Today’s question comes from Arturo.
What I don't get is that if law enforcement really cared about stopping the abuse these women were receiving, then why did they take so long to take the place down? Certainly, they could have just sent in some undercover officers, then after being offered more than a massage they could have shut the place down. Clearly, they were not interested in that, what they really wanted was to embarrass some very wealthy people, mission accomplished. And as for the massage parlor business, well it is alive and flourishing in every strip mall I see in America.
Bottom Line: Yesterday I mentioned that we lose 22 Americans into human trafficking per day. However, I didn’t address the number of people trafficked into the US from other countries per day. That number is an average of 44 per day. The problem, sick as it is, remains supply and demand. As we know the Jupiter case was one that fell into this category with women trafficked into the US.

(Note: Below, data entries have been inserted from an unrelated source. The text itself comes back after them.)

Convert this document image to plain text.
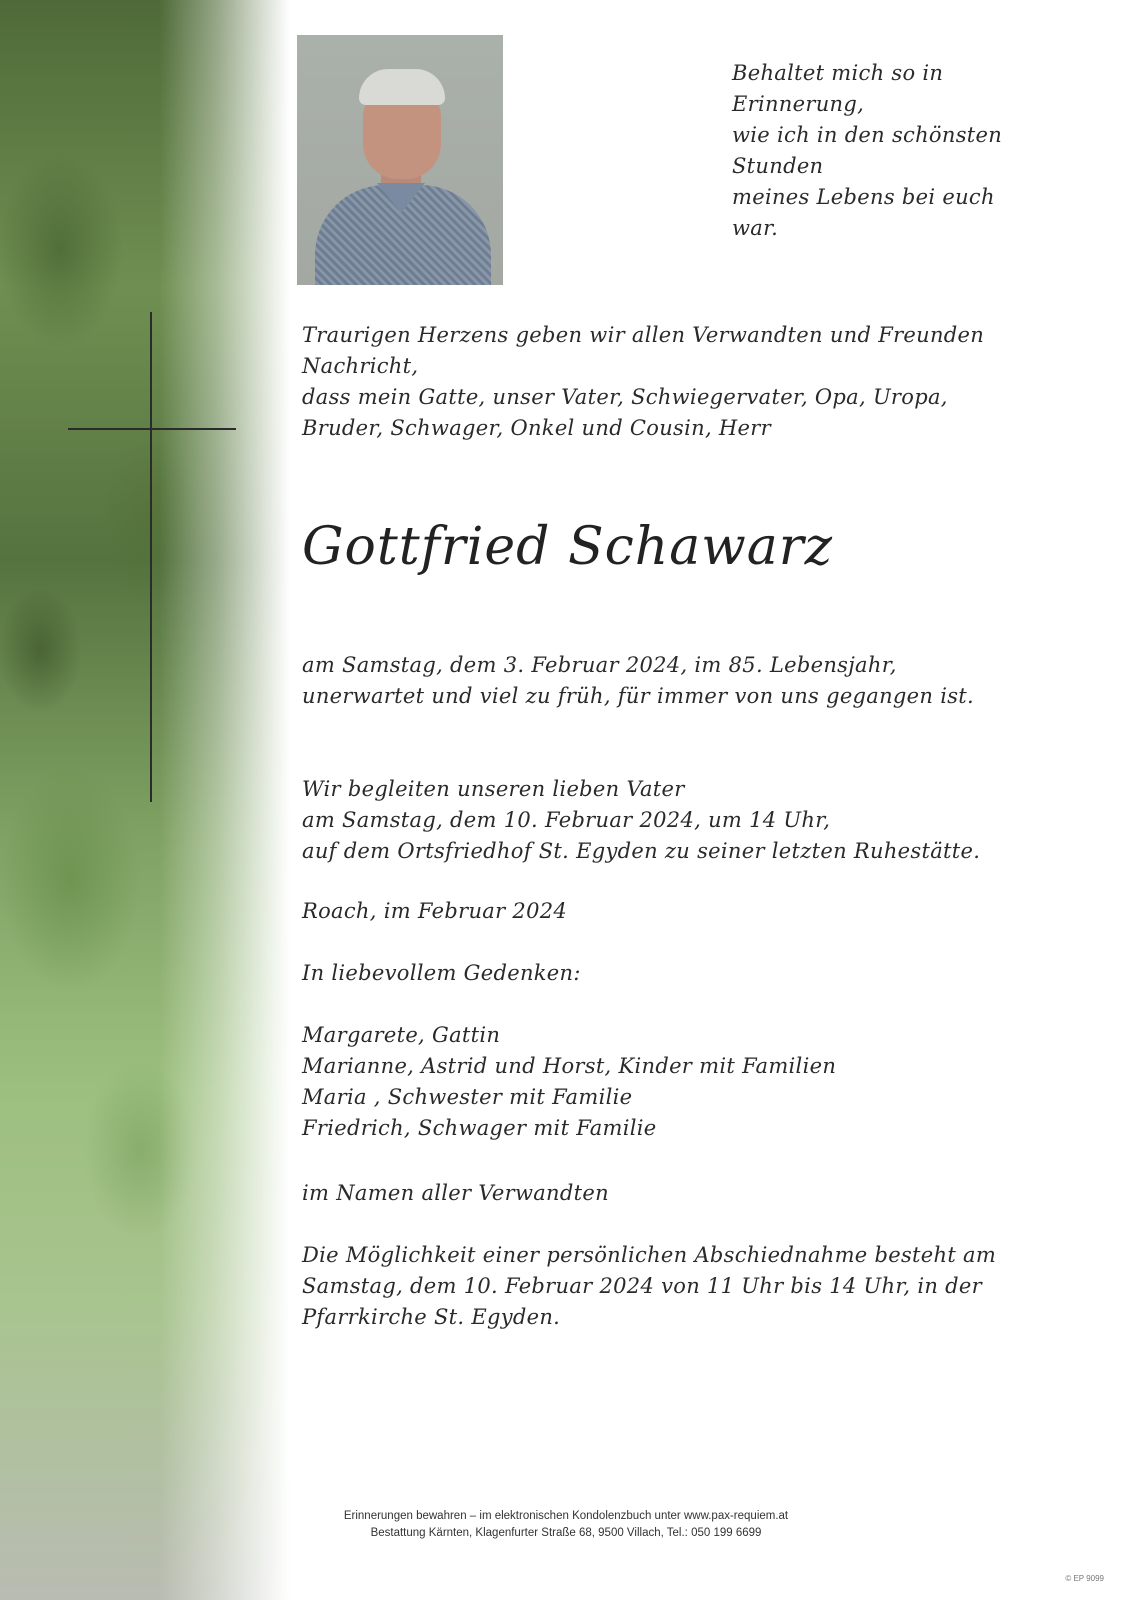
Behaltet mich so in
Erinnerung,
wie ich in den schönsten
Stunden
meines Lebens bei euch
war.
Traurigen Herzens geben wir allen Verwandten und Freunden
Nachricht,
dass mein Gatte, unser Vater, Schwiegervater, Opa, Uropa,
Bruder, Schwager, Onkel und Cousin, Herr
Gottfried Schawarz
am Samstag, dem 3. Februar 2024, im 85. Lebensjahr,
unerwartet und viel zu früh, für immer von uns gegangen ist.
Wir begleiten unseren lieben Vater
am Samstag, dem 10. Februar 2024, um 14 Uhr,
auf dem Ortsfriedhof St. Egyden zu seiner letzten Ruhestätte.
Roach, im Februar 2024
In liebevollem Gedenken:
Margarete, Gattin
Marianne, Astrid und Horst, Kinder mit Familien
Maria , Schwester mit Familie
Friedrich, Schwager mit Familie
im Namen aller Verwandten
Die Möglichkeit einer persönlichen Abschiednahme besteht am
Samstag, dem 10. Februar 2024 von 11 Uhr bis 14 Uhr, in der
Pfarrkirche St. Egyden.
Erinnerungen bewahren – im elektronischen Kondolenzbuch unter www.pax-requiem.at
Bestattung Kärnten, Klagenfurter Straße 68, 9500 Villach, Tel.: 050 199 6699
© EP 9099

Florida is third nationally for human trafficking. South Florida is the epicenter of Florida’s human trafficking epidemic with Broward ranking first, Palm Beach County second and Miami-Dade third. You’ll notice that it’s not in direct relation to county population either. On a per capita basis Palm Beach County may be about as bad as it gets nationally. But, you still might be asking why law enforcement didn’t act quicker given that they’d been investigating for many months prior to the crackdown. The reason is that law enforcement realized that simply shutting down yet another faux business doesn’t fix the problem. As long as the demand persists there are enough criminals willing to take the risk to meet it. Nothing gets solved and the problem just moves from one location to another.

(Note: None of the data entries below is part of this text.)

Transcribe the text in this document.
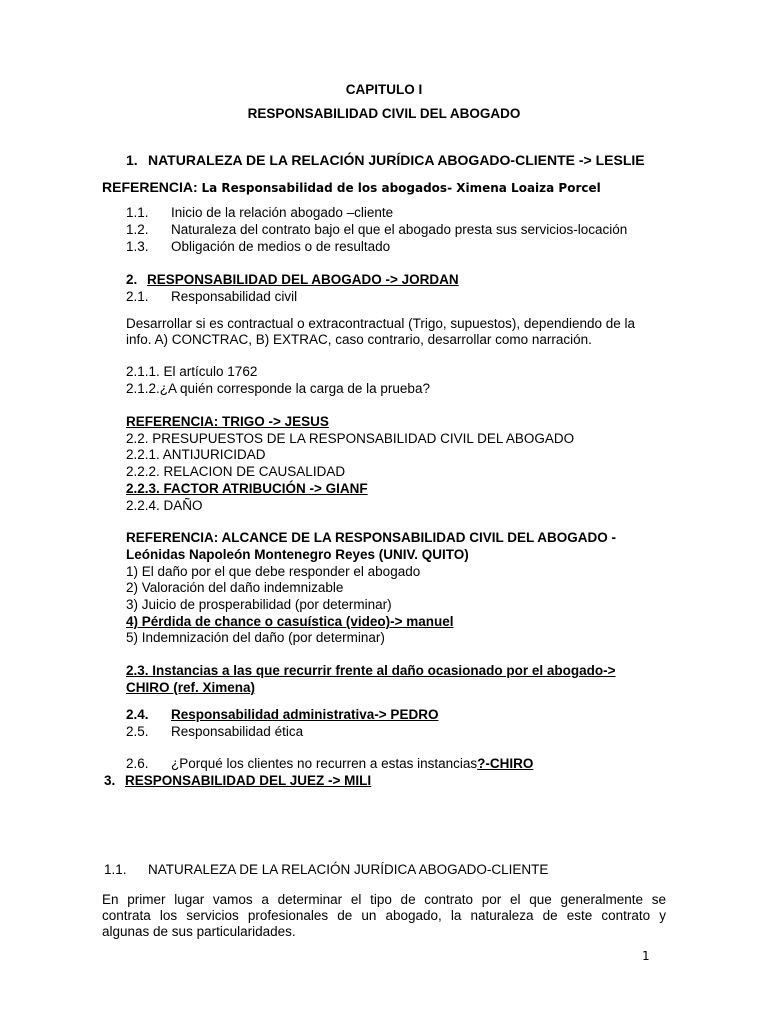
CAPITULO I
RESPONSABILIDAD CIVIL DEL ABOGADO
1. NATURALEZA DE LA RELACIÓN JURÍDICA ABOGADO-CLIENTE -> LESLIE
REFERENCIA: La Responsabilidad de los abogados- Ximena Loaiza Porcel
1.1. Inicio de la relación abogado –cliente
1.2. Naturaleza del contrato bajo el que el abogado presta sus servicios-locación
1.3. Obligación de medios o de resultado
2. RESPONSABILIDAD DEL ABOGADO -> JORDAN
2.1. Responsabilidad civil
Desarrollar si es contractual o extracontractual (Trigo, supuestos), dependiendo de la
info. A) CONCTRAC, B) EXTRAC, caso contrario, desarrollar como narración.
2.1.1. El artículo 1762
2.1.2.¿A quién corresponde la carga de la prueba?
REFERENCIA: TRIGO -> JESUS
2.2. PRESUPUESTOS DE LA RESPONSABILIDAD CIVIL DEL ABOGADO
2.2.1. ANTIJURICIDAD
2.2.2. RELACION DE CAUSALIDAD
2.2.3. FACTOR ATRIBUCIÓN -> GIANF
2.2.4. DAÑO
REFERENCIA: ALCANCE DE LA RESPONSABILIDAD CIVIL DEL ABOGADO -
Leónidas Napoleón Montenegro Reyes (UNIV. QUITO)
1) El daño por el que debe responder el abogado
2) Valoración del daño indemnizable
3) Juicio de prosperabilidad (por determinar)
4) Pérdida de chance o casuística (video)-> manuel
5) Indemnización del daño (por determinar)
2.3. Instancias a las que recurrir frente al daño ocasionado por el abogado->
CHIRO (ref. Ximena)
2.4. Responsabilidad administrativa-> PEDRO
2.5. Responsabilidad ética
2.6. ¿Porqué los clientes no recurren a estas instancias?-CHIRO
3. RESPONSABILIDAD DEL JUEZ -> MILI
1.1. NATURALEZA DE LA RELACIÓN JURÍDICA ABOGADO-CLIENTE
En primer lugar vamos a determinar el tipo de contrato por el que generalmente se
contrata los servicios profesionales de un abogado, la naturaleza de este contrato y
algunas de sus particularidades.
1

Just as every person who buys illegal products contributes to criminal enterprises, every person purchasing illegal services was doing the same. The focus of this operation was as much an effort to capture as many buyers of these services as it was on taking out the operators. By casting a wide net there’s a two-fold benefit. First, you’re able to hold accountable these adults creating demand for human trafficking. Second, you’re able to send an incredibly loud message that if you buy these types of illegal services you very well may be taken down and will live the rest of your life as a sexual offender. That should help in dissuading others from considering these types of services in the future.
Again, it’s more important to snuff out demand than it is to take out a lone perpetrator. That’s why I’m hopeful that the attention Robert Kraft receives as being among the alleged sexual offenders aiding the evils of human trafficking can be helpful to save the lives of other women in the future.